Étape 2, triez en quatre groupes
- À garder, dans les dates et utilisé régulièrement.
- À finir bientôt, proche de sa date ou déjà entamé.
- Mauvaise place, appartient à une autre zone.
- Terminé, date limite dépassée ou produit réellement abîmé.
Soyez honnête avec le troisième groupe. Le sachet de farine spéciale acheté pour une recette il y a deux ans ne sera pas utilisé simplement parce qu’il est encore techniquement bon. Donnez-le à quelqu’un qui s’en servira, ou assumez la décision maintenant plutôt que dans six mois.
Étape 3, nettoyez, puis reconstruisez avec une règle
Nettoyez maintenant, tant que c’est vide.
Puis rangez avec une règle par zone, décidée à l’avance :
- L’étagère à hauteur des yeux accueille ce qu’il faut finir bientôt. C’est le changement le plus utile dans n’importe quelle cuisine.
- Le lourd et l’encombrant vont en bas.
- Ce qui s’utilise ensemble se range ensemble, même si cela appartient à des catégories différentes.
- Rien derrière rien. Si une étagère est profonde, utilisez une caisse que l’on tire plutôt qu’une deuxième rangée que vous ne verrez jamais.
La règle compte davantage que la propreté. Une étagère bien rangée sans règle redevient désordonnée en trois semaines.
Étape 4, notez pendant que tout est sorti
C’est le moment où le rangement cesse d’être un coup unique. Tout est dehors, dans vos mains, à la lumière. Le scanner dans un inventaire coûte quelques secondes de plus par produit et vous permet, dans deux mois, de répondre à la question « est-ce qu’on en a » sans rien ouvrir.
Si cela paraît trop, faites une seule zone. Le garde-manger est le meilleur candidat : c’est le plus volumineux et le moins visible.
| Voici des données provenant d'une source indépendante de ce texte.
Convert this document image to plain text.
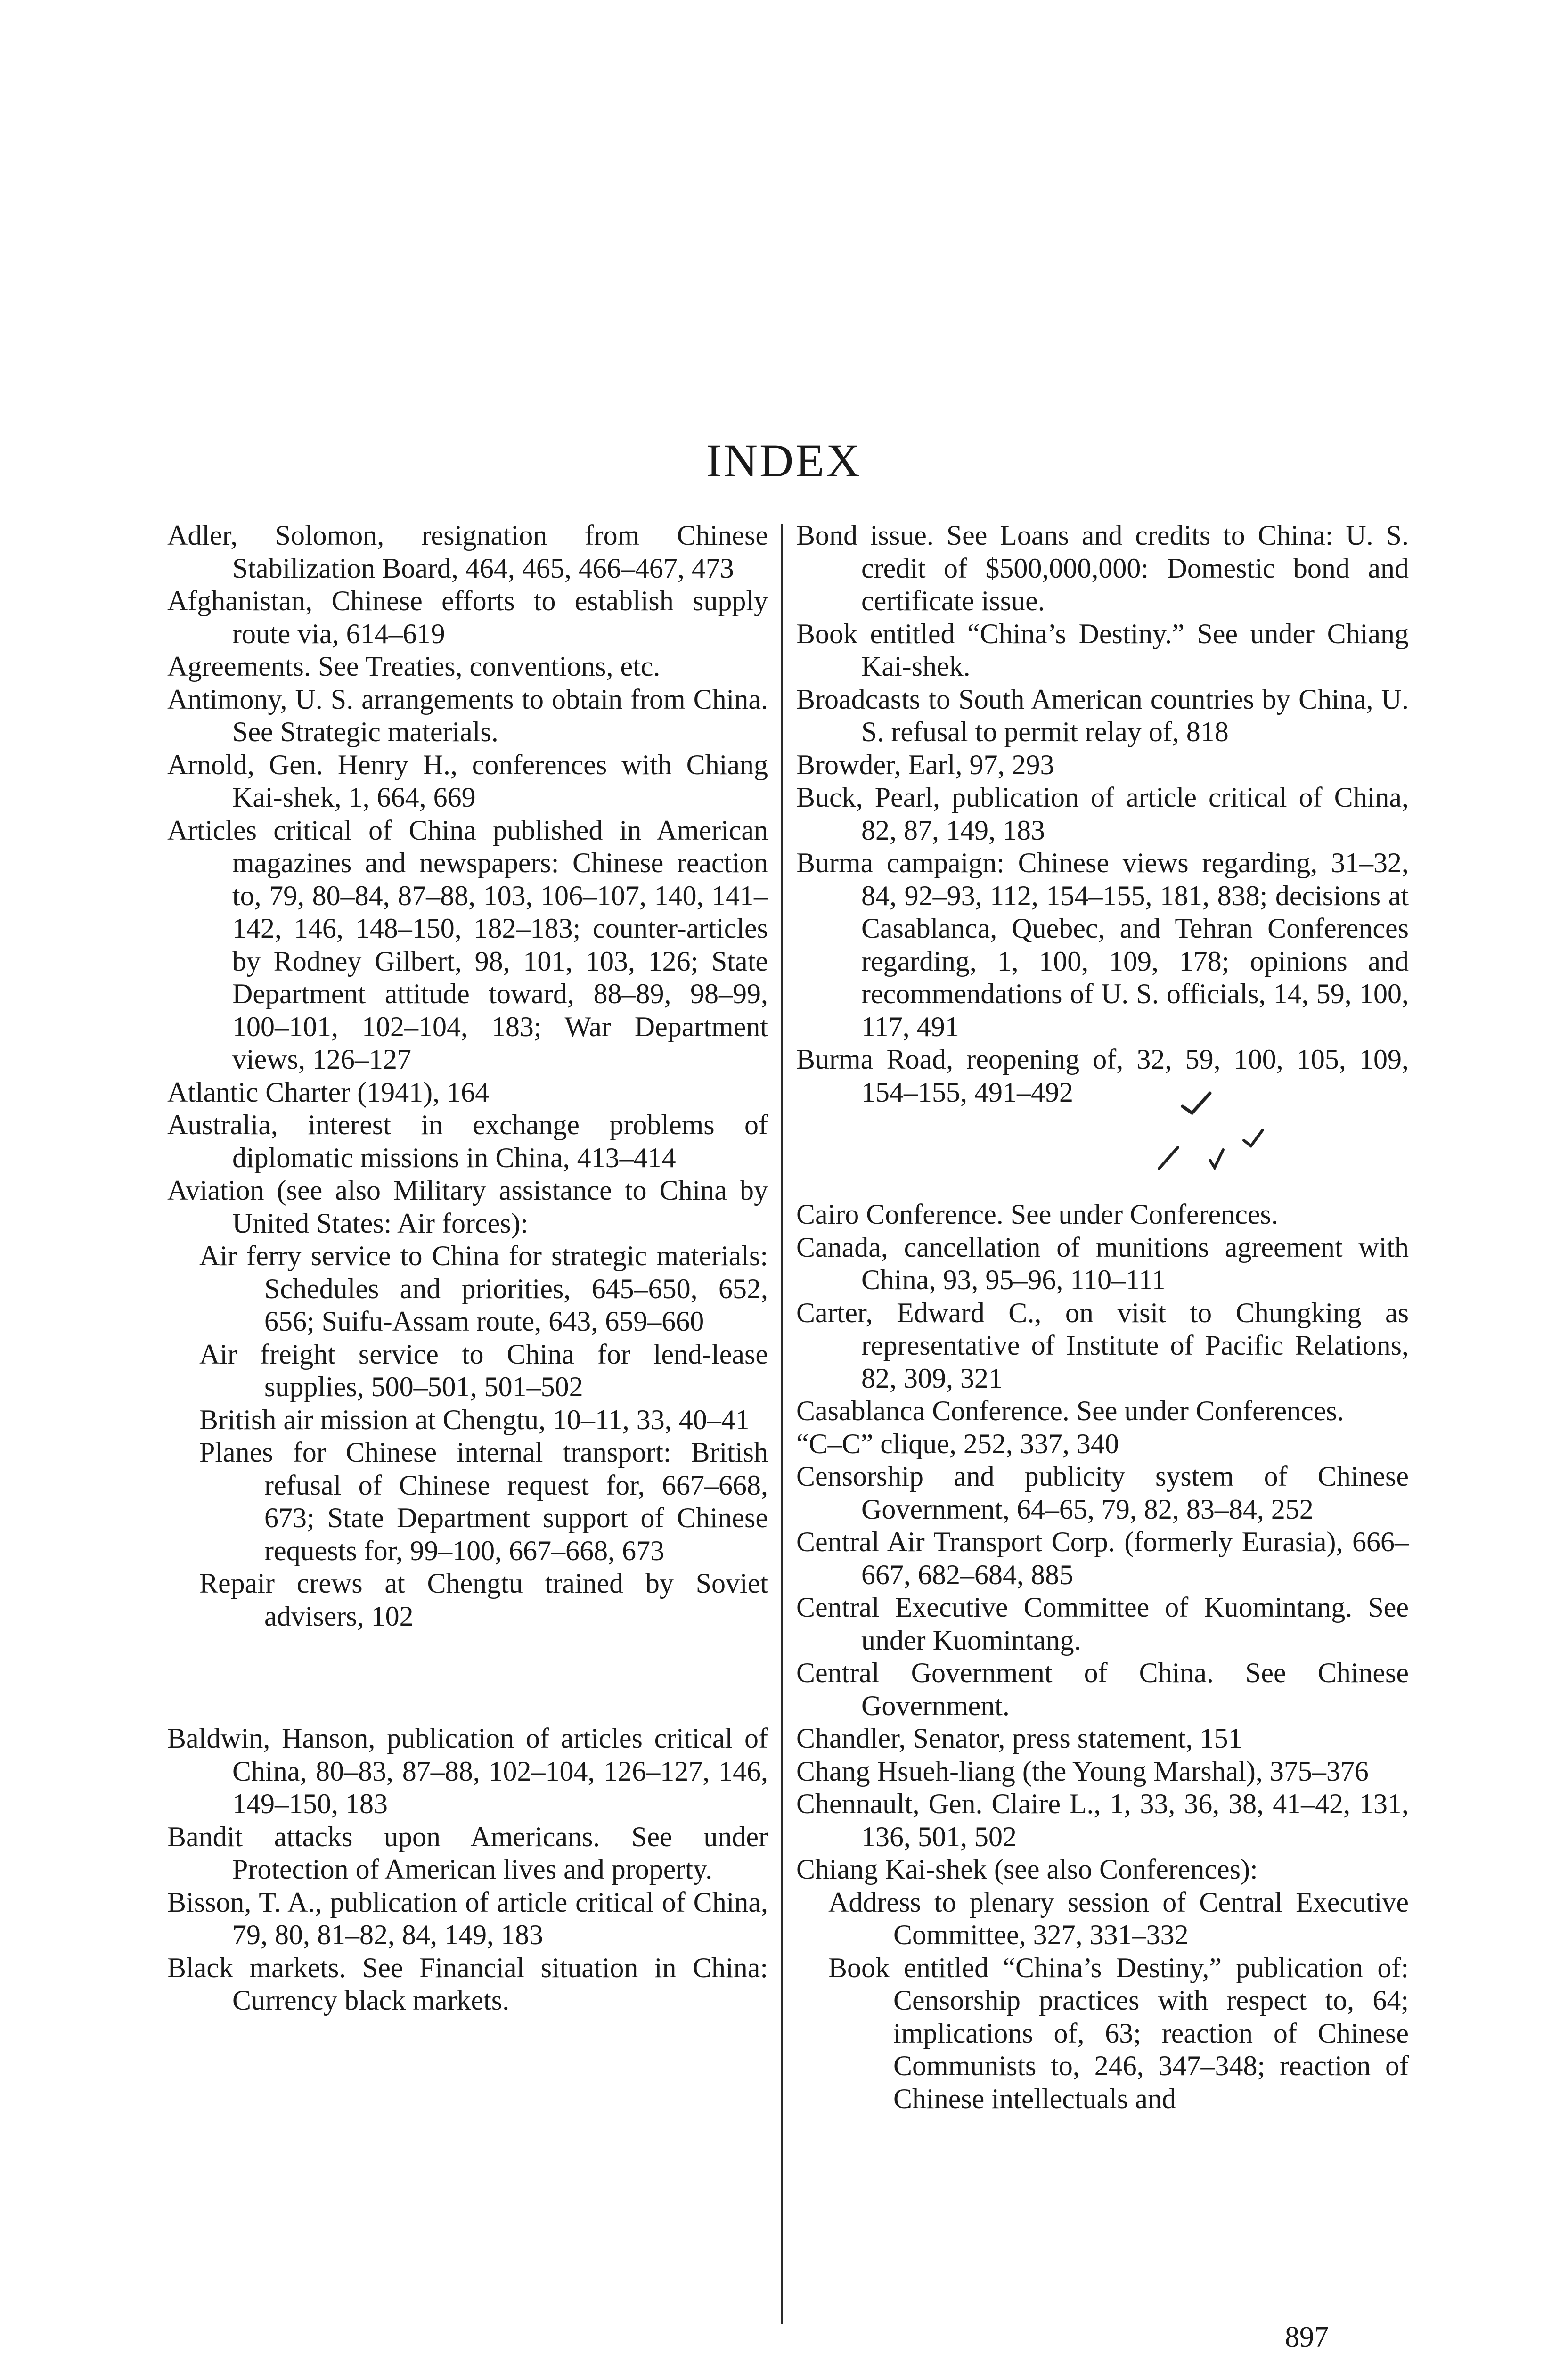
INDEX

Adler, Solomon, resignation from Chinese Stabilization Board, 464, 465, 466–467, 473

Afghanistan, Chinese efforts to establish supply route via, 614–619

Agreements. See Treaties, conventions, etc.

Antimony, U. S. arrangements to obtain from China. See Strategic materials.

Arnold, Gen. Henry H., conferences with Chiang Kai-shek, 1, 664, 669

Articles critical of China published in American magazines and newspapers: Chinese reaction to, 79, 80–84, 87–88, 103, 106–107, 140, 141–142, 146, 148–150, 182–183; counter-articles by Rodney Gilbert, 98, 101, 103, 126; State Department attitude toward, 88–89, 98–99, 100–101, 102–104, 183; War Department views, 126–127

Atlantic Charter (1941), 164

Australia, interest in exchange problems of diplomatic missions in China, 413–414

Aviation (see also Military assistance to China by United States: Air forces):

Air ferry service to China for strategic materials: Schedules and priorities, 645–650, 652, 656; Suifu-Assam route, 643, 659–660

Air freight service to China for lend-lease supplies, 500–501, 501–502

British air mission at Chengtu, 10–11, 33, 40–41

Planes for Chinese internal transport: British refusal of Chinese request for, 667–668, 673; State Department support of Chinese requests for, 99–100, 667–668, 673

Repair crews at Chengtu trained by Soviet advisers, 102

Baldwin, Hanson, publication of articles critical of China, 80–83, 87–88, 102–104, 126–127, 146, 149–150, 183

Bandit attacks upon Americans. See under Protection of American lives and property.

Bisson, T. A., publication of article critical of China, 79, 80, 81–82, 84, 149, 183

Black markets. See Financial situation in China: Currency black markets.

Bond issue. See Loans and credits to China: U. S. credit of $500,000,000: Domestic bond and certificate issue.

Book entitled “China’s Destiny.” See under Chiang Kai-shek.

Broadcasts to South American countries by China, U. S. refusal to permit relay of, 818

Browder, Earl, 97, 293

Buck, Pearl, publication of article critical of China, 82, 87, 149, 183

Burma campaign: Chinese views regarding, 31–32, 84, 92–93, 112, 154–155, 181, 838; decisions at Casablanca, Quebec, and Tehran Conferences regarding, 1, 100, 109, 178; opinions and recommendations of U. S. officials, 14, 59, 100, 117, 491

Burma Road, reopening of, 32, 59, 100, 105, 109, 154–155, 491–492

Cairo Conference. See under Conferences.

Canada, cancellation of munitions agreement with China, 93, 95–96, 110–111

Carter, Edward C., on visit to Chungking as representative of Institute of Pacific Relations, 82, 309, 321

Casablanca Conference. See under Conferences.

“C–C” clique, 252, 337, 340

Censorship and publicity system of Chinese Government, 64–65, 79, 82, 83–84, 252

Central Air Transport Corp. (formerly Eurasia), 666–667, 682–684, 885

Central Executive Committee of Kuomintang. See under Kuomintang.

Central Government of China. See Chinese Government.

Chandler, Senator, press statement, 151

Chang Hsueh-liang (the Young Marshal), 375–376

Chennault, Gen. Claire L., 1, 33, 36, 38, 41–42, 131, 136, 501, 502

Chiang Kai-shek (see also Conferences):

Address to plenary session of Central Executive Committee, 327, 331–332

Book entitled “China’s Destiny,” publication of: Censorship practices with respect to, 64; implications of, 63; reaction of Chinese Communists to, 246, 347–348; reaction of Chinese intellectuals and

897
Étape 5, le congélateur, qui est un autre chantier
Le congélateur demande le même traitement, mais avec d’autres questions. Rien n’a l’air visiblement mauvais, donc le vrai travail est l’identification.
Étiquetez ce qui ne l’est pas avec le contenu et la date d’entrée, pas celle de l’emballage. Puis placez le plus ancien devant. Un congélateur non étiqueté n’est pas une réserve de nourriture, c’est une réserve de décisions repoussées.
Le faire tenir
Le rangement vous achète six mois seulement si deux petites habitudes suivent. Remettre les choses dans la zone d’où elles viennent, et ajouter les nouveaux produits en rangeant les courses plutôt que plus tard.
C’est tout. Si les cuisines dérivent, ce n’est pas par paresse : c’est que rien ne vous signale la dérive avant qu’elle ait déjà eu lieu.